Yesterday morning I finished Rodney Clapp's excellent book Johnny Cash and the Great American Contradiction: Christianity and the Battle for the Soul of a Nation. I quoted it a few weeks ago, but even though it's a fairly slim volume, I've delayed finishing it because it's not the sort of book you read just before falling to sleep. As a matter of fact, I'd say it's a book you read if you really want to wake up, especially Clapp's arguments against what he calls "democracy for infants." It reads a little differently after the 2008 Presidential election - some of the extreme partisanship and knee-jerk jingoism Clapp critiques is beginning to be stamped out. Some, but by no means all, unfortunately. *sigh*
Johnny Cash has become a source of fascination for me over the past few years. (As an aside, I've come to love both Rich Mullins and Johnny Cash just before their deaths; I hope in this case that things really don't come in threes...) When I was a kid, Cash was just another stack of records in the cabinet at home; I was too young and too arrogant to appreciate the beauty and simplicity of Cash's music (even though it was Johnny Cash who gave my Dad's beloved Statler Brothers their big break). And, as Clapp notes, the man himself was a giant of American music who embodied the many contradictions that lie at the center of American life. It is this life that leads all of these pictures to be true pictures of the man:
At the very least, I've learned more about being an American by paying more attention to Johnny Cash over the past few years.
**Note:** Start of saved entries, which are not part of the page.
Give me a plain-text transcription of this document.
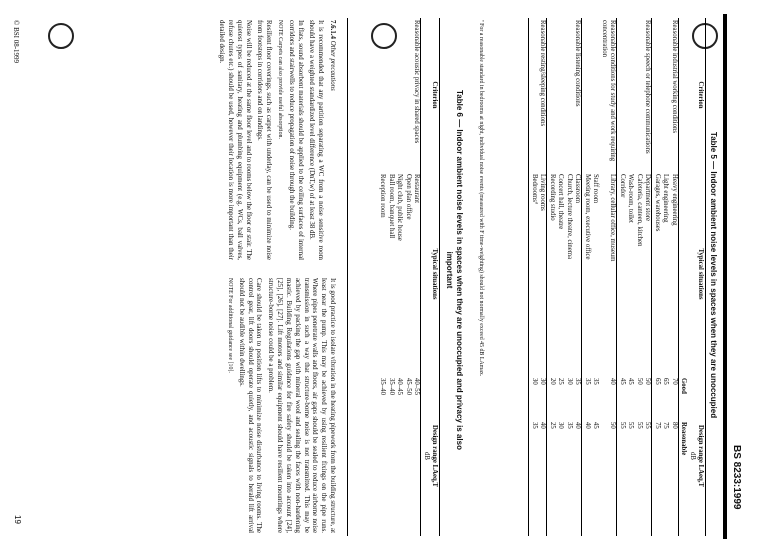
BS 8233:1999
Table 5 — Indoor ambient noise levels in spaces when they are unoccupied
Criterion	Typical situations	Design range LAeq,T	
		dB	
		Good	Reasonable
Reasonable industrial working conditions	Heavy engineering	70	80
	Light engineering	65	75
	Garages, warehouses	65	75
Reasonable speech or telephone communications	Department store	50	55
	Cafeteria, canteen, kitchen	50	55
	Wash-room, toilet	45	55
	Corridor	45	55
Reasonable conditions for study and work requiring concentration	Library, cellular office, museum	40	50
	Staff room	35	45
	Meeting room, executive office	35	40
Reasonable listening conditions	Classroom	35	40
	Church, lecture theatre, cinema	30	35
	Concert hall, theatre	25	30
	Recording studio	20	25
Reasonable resting/sleeping conditions	Living rooms	30	40
	Bedroomsª	30	35
ª For a reasonable standard in bedrooms at night, individual noise events (measured with F time-weighting) should not normally exceed 45 dB LAmax.
Table 6 — Indoor ambient noise levels in spaces when they are unoccupied and privacy is also important
Criterion	Typical situations	Design range LAeq,T
dB
Reasonable acoustic privacy in shared spaces	Restaurant	40–55
	Open plan office	45–50
	Night club, public house	40–45
	Ball room, banquet hall	35–40
	Reception room	35–40

7.6.1.4 Other precautions

It is recommended that any partition separating a WC from a noise sensitive room should have a weighted standardized level difference (DnT,w) of at least 38 dB.

In flats, sound absorbent materials should be applied to the ceiling surfaces of internal corridors and stairwells to reduce propagation of noise through the building.

NOTE Carpets can also provide useful absorption.

Resilient floor coverings, such as carpet with underlay, can be used to minimize noise from footsteps in corridors and on landings.

Noise will be reduced at the same floor level and to rooms below the floor or stair. The quietest types of sanitary, heating and plumbing equipment (e.g. WCs, ball valves, refuse chutes etc.) should be used, however their location is more important than their detailed design.

It is good practice to isolate vibration in the heating pipework from the building structure, at least near the pump. This may be achieved by using resilient fixings on the pipe runs. Where pipes penetrate walls and floors, air gaps should be sealed to reduce airborne noise transmission in such a way that structure-borne noise is not transmitted. This may be achieved by packing the gap with mineral wool and sealing the faces with non-hardening mastic. Building Regulations guidance for fire safety should be taken into account [24], [25], [26], [27]. Lift motors and similar equipment should have resilient mountings where structure-borne noise could be a problem.

Care should be taken to position lifts to minimize noise disturbance to living rooms. The control gear, lift doors should operate quietly, and acoustic signals to herald lift arrival should not be audible within dwellings.

NOTE For additional guidance see [10].

© BSI 08-1999
19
Beloved and I sat down to watch The Chronicles of Narnia: Prince Caspian last night. I was surprised at how little I liked the movie. There was a pervasive sense of ethical and moral development in the first installment of the Chronicles, and I guess I was expecting more of the same here, but it played far more like a generic medieval battle epic. I think I'm going to need to read the book again to see if it's true to Lewis' prose, or if this is a case of moviemakers ruining a good book (see The Seeker and Eragon, unfortunately - two wonderful fantasy tales that incompetents turned into dreadful movies).
This morning I started a new book: So Brave, Young and Handsome by Minnesotan Leif Enger. Five pages in I was absolutely hooked - it was acutely painful to close the book and come to work. I loved his first novel, Peace Like A River, and I have the feeling this one is going to be even better.
And, of course, yesterday marked the end of my three week obsession with the Tour de France. (made even more obsessive by our DVR, which allows me to watch the entire daily stage broadcast. I think Kristin's tired of watching men pedal bicycles in tights) I was so proud of Lance Armstrong for his strong ride, and I can't wait to see what he does next season as the leader of his new Radio Shack team. I love the insider stuff about the Tour as well: knowing who's leading in the sprint points competition, the King of the Mountains, the national champions from the various countries, watching the unwritten rules of the peloton play out over the course of the three week grand tour. Alberto Contador was a worthy champion this year, but something tells me next year will be a great showdown between Contador, Armstrong, Bradley Wiggins and the Schleck brothers, Andy and Frank.
Well, that's the roundup for today, and thanks to Coffeepastor for the idea. See you soon.